In another study, as a different approach, oral zaltoprofen administered with intraurethral lidocaine before cystoscopy was reported to decrease pain compared with only intraurethral lidocaine.18Karthikeyan et al. compared 75 mg diclofenac sodium administered orally and intraurethral lidocaine 1 h before cystoscopic ureter stent extraction with only placebo and intraurethral lidocaine.19 Consequently, the diclofenac group reported significantly less pain levels. In both studies, effective oral nonsteroidal anti-inflammatory drugs were similarly used. During the SARS-CoV-19 pandemic, drugs such as diclofenac were reported to increase renal involvement in patients infected with SARS-CoV-19, increasing the TMPRSS2 gene expression.20 The use of such drugs should be avoided as much as possible due to their potential nephrotoxicity, especially with the SARS-CoV-19 pandemic.

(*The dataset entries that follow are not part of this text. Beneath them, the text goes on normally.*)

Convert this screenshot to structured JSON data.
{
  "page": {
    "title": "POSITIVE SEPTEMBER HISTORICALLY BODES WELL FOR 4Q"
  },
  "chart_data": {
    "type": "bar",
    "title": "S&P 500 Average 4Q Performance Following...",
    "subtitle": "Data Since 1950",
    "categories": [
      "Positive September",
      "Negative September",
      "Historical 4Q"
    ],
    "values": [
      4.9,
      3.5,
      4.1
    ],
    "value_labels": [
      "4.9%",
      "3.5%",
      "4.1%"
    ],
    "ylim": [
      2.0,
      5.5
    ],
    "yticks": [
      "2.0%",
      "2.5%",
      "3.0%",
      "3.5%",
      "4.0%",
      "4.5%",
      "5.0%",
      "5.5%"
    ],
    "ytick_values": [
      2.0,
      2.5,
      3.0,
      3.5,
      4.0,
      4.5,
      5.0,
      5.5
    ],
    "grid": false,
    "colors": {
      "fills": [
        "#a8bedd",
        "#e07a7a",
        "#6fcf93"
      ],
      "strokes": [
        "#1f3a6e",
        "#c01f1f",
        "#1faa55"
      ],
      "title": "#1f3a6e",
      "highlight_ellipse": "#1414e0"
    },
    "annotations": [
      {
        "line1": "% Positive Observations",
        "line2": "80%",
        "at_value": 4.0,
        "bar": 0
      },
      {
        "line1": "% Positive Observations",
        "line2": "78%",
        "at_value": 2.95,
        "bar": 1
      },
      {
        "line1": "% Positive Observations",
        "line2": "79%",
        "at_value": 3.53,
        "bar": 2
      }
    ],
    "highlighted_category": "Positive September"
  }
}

Several pieces of the literature have reported that local anesthesia is used especially in the treatment of bladder tumor laser ablation, fulguration, and diathermy in the level that the patients can tolerate.21-25 However, these studies are case series and have not yet become the standard approach. In addition, Stravodimos et al. have published that local levobupivacaine intravesical infiltration in resection of superficial bladder tumors is an appropriate method for pain control and can be an alternative to general anesthesia.26 This was a pilot study reporting that levobupivacaine was first administered as intraurethral infiltration. It is one of the most reliable local anesthetics in terms of side-effects because levobupivacaine passes into the systemic circulation on a limited amount.3 No drug-related side-effects were observed in this study. Therefore, it is suggested that intraurethral instillation of levobupivacaine can be used for local anesthesia for outpatient cystoscopy procedures in light of the results of this study.
This study has some limitations. First, this is a randomized, prospective, but not a double-blinded study. Second, the study involved a relatively small number of patients. In addition, pain levels were measured during and after 30 min, but the cystoscopy stages were not separately considered. Evaluating the individual cystoscopy stages could create inconsistency in the patient group of this study.